Спасибо Arnab Bhadury, Vicki Boykis и Yuta Saito за чтение черновиков.

References

Ссылки

The Central Role of Propensity in Observational Studies for Causal Effects (IPS)

Batch Learning from Logged Bandit Feedback through Counterfactual Risk Minimization (CIPS)

The Self-Normalized Estimator for Counterfactual Learning (SNIPS)
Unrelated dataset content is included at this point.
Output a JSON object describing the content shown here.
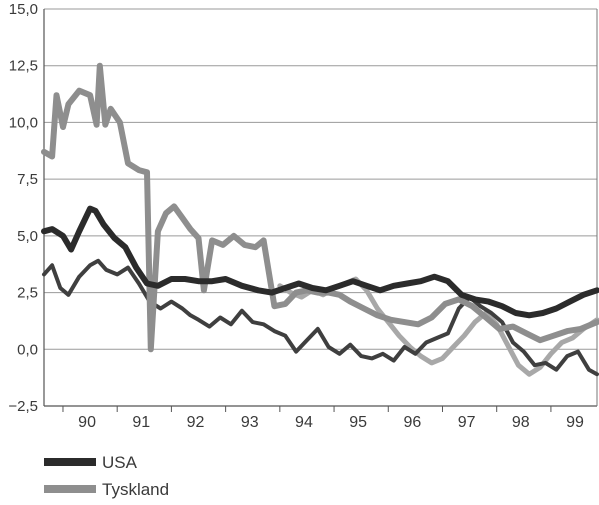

SIGIR 2016 Tutorial on Counterfactual Evaluation and Learning

RecSys2021 Tutorial Counterfactual Learning and Evaluation

Open Bandit Pipeline: A Research Framework for Off-Policy Evaluation & Learning

Simulating A/B tests offline with counterfactual inference

The Central Role of Propensity in Observational Studies for Causal Effects (IPS) Batch Learning from Logged Bandit Feedback through Counterfactual Risk Minimization (CIPS) The Self-Normalized Estimator for Counterfactual Learning (SNIPS) SIGIR 2016 Tutorial on Counterfactual Evaluation and Learning RecSys2021 Tutorial Counterfactual Learning and Evaluation Open Bandit Pipeline: A Research Framework for Off-Policy Evaluation & Learning Simulating A/B tests offline with counterfactual inference

If you found this useful, please cite this write-up as:

Если это оказалось полезным, пожалуйста, цитируйте эту заметку как:

Yan, Ziyou. (Apr 2022). Counterfactual Evaluation for Recommendation Systems. eugeneyan.com. https://eugeneyan.com/writing/counterfactual-evaluation/.

or

или

@article{yan2022counterfactual, title = {Counterfactual Evaluation for Recommendation Systems}, author = {Yan, Ziyou}, journal = {eugeneyan.com}, year = {2022}, month = {Apr}, url = {https://eugeneyan.com/writing/counterfactual-evaluation/} }

Join 11,800+ readers getting updates on machine learning, RecSys, LLMs, and engineering.

Присоединяйтесь к 11 800+ читателей, получающих обновления о машинном обучении, RecSys, LLM и инженерии.